Of course there are benefits to working out in general as it relates to our health. Specifically, exercise is a scientifically proven immunity booster. Exercising regularly may help you avoid getting sick in the first place. In a study at the University of South Carolina, adults who exercised regularly and moderately caught twenty percent fewer upper respiratory tract infections.
That said, while exercising moderately can boost immunity, the opposite is also true. Intense and vigorous exercise can increase your susceptibility to being sick. While all of this is well and good, it’s not necessarily news. It’s common sense that we should exercise for boosting our immunity when we’re not sick and that we should rest to boost our immunity when we are sick.
Why Am I Sick to Begin With?
In my estimation, the question of exercising when we are sick isn’t the right question to ask in the first place. A more valid question might be, “I’m sick. Why is body not in balance and what can I learn from being sick?”
Being sick happens to us sometimes. When we’re sick, it means our body is out of whack. While we simplify being sick to the bad luck of “catching” a cold, there is much more to the story. The problem lies in our reactive societal approach to health and wellness in general – treating symptoms versus causes.
Many experts concur that the ultimate cause of sickness is stress. Stress produces the hormone cortisol, and cortisol turns off the production of cytokines, the molecules that encourage an aggressive immune response. While there are many ways to alleviate and manage stress (exercise being a key one), there are few ways to actually solve it.
However, if stress is the root of what ails us, then why not take being sick as an opportunity to tackle stress head on versus avoiding or masking it? Exercising while being sick potentially does just that- masks the fact that you really don’t feel well.
Furthermore, exercising when sick certainly doesn’t aid your recovery process. So why do it? While exercising when we’re ill may help us feel better for the moment, it hardly helps us slow down to see the bigger picture of our health. Though perhaps not a popular opinion, I almost think we’re supposed to get sick on occasion. Our ultimate job in sickness is to learn and grow from the setback, as we should any challenge in life.
If you’re sick here’s a few tips for making your way through it and being truly better on the back end:
- Lean into sickness. As tempting as it is to mask every symptom of sickness, lean into pain when it appears in any facet of your life and learn what is to be learned from your unwelcome visitor.
- Take the downtime of sickness as an opportunity to be introspective. Take inventory of your body and especially the stress level in your life. Where are there opportunities to make changes?
- Use the neck check to determine your ability to exercise. If you absolutely must exercise, do exercise that encourages mindfulness, like yoga or meditative internal martial arts like qi gong. Do pure aerobic training, but avoid high-intensity anaerobic training, as intense exercise may actually suppress your immunity. Do not cause your body to be under duress or additional stress when you’re sick.

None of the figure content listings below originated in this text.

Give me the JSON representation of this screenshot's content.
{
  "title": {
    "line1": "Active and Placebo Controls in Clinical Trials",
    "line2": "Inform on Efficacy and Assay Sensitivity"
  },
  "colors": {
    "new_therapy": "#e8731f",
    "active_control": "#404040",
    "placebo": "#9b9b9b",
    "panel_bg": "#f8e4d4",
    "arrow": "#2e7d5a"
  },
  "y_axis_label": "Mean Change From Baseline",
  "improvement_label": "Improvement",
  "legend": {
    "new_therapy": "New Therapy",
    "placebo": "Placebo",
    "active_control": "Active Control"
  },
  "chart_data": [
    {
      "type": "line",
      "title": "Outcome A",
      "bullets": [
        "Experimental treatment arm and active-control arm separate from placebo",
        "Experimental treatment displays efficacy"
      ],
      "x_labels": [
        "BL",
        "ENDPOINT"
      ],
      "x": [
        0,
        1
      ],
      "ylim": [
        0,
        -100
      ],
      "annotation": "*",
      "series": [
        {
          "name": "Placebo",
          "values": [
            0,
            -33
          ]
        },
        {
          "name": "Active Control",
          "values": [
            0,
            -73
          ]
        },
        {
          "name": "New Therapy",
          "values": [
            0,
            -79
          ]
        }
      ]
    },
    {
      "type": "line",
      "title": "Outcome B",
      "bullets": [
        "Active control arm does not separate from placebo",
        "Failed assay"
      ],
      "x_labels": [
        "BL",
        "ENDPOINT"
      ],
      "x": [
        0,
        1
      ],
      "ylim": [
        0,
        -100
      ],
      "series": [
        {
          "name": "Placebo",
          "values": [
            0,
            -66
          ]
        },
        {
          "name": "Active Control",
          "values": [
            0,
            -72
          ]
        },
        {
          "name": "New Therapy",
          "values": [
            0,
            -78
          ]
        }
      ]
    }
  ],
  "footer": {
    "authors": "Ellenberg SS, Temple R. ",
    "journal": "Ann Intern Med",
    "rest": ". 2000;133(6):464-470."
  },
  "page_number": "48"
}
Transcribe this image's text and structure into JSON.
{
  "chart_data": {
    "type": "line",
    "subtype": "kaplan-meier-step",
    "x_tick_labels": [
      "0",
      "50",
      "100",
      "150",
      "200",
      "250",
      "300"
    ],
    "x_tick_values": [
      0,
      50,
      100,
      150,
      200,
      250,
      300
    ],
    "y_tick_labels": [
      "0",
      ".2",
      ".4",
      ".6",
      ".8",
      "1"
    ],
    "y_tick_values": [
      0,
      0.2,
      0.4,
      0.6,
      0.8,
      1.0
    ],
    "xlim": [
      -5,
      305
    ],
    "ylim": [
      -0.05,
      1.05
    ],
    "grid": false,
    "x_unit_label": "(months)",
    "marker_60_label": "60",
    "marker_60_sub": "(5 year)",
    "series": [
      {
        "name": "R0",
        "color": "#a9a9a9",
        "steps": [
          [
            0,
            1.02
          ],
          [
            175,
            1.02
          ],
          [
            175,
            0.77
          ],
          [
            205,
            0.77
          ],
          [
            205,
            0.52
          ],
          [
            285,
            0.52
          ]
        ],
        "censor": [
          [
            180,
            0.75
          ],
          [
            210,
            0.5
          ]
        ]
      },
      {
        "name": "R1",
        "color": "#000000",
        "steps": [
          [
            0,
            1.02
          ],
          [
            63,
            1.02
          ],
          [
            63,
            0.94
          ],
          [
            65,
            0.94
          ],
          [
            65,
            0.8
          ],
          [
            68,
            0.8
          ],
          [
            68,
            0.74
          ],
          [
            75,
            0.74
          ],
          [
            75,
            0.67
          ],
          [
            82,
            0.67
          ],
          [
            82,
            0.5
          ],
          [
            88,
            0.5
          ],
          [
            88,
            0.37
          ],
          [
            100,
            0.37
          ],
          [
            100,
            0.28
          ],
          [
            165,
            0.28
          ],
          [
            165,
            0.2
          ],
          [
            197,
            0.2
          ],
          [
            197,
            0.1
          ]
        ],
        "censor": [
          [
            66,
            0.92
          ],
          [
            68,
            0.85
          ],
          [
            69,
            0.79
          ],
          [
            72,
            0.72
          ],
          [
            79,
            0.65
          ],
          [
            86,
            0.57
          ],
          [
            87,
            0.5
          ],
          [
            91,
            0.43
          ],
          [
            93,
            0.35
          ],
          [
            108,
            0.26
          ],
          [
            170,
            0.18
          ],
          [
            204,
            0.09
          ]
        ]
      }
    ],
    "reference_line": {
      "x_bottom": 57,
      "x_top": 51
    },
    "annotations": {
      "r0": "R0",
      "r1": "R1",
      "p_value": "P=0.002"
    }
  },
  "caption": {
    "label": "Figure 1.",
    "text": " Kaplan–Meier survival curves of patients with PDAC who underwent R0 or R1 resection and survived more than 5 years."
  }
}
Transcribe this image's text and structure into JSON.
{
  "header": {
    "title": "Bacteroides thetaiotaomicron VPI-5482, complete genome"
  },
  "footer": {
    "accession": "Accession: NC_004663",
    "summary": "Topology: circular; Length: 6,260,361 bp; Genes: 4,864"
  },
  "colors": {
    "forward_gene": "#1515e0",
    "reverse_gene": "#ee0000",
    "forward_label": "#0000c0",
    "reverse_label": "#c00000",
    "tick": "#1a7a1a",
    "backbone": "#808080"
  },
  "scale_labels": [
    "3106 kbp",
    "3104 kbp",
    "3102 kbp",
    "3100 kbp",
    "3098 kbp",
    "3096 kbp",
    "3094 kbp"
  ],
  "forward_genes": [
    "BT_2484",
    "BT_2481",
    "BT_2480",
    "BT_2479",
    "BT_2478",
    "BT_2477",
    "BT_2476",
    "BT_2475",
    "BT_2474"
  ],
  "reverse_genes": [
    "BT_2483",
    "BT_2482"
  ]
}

When it comes to the final word on being sick and whether you should exercise, it comes down to three words – rest, reflect, and recover. Do that.
1. Thomas Weidner et al, “Effect of exercise training on the severity and duration of a viral upper respiratory illness,“ Medicine & Science in Sports & Exercise, 1998.
2. C.E Matthews et al, “Moderate to vigorous physical activity and risk of upper- respiratory tract infection,” Medicine & Science in Sports & Exercise, 2002.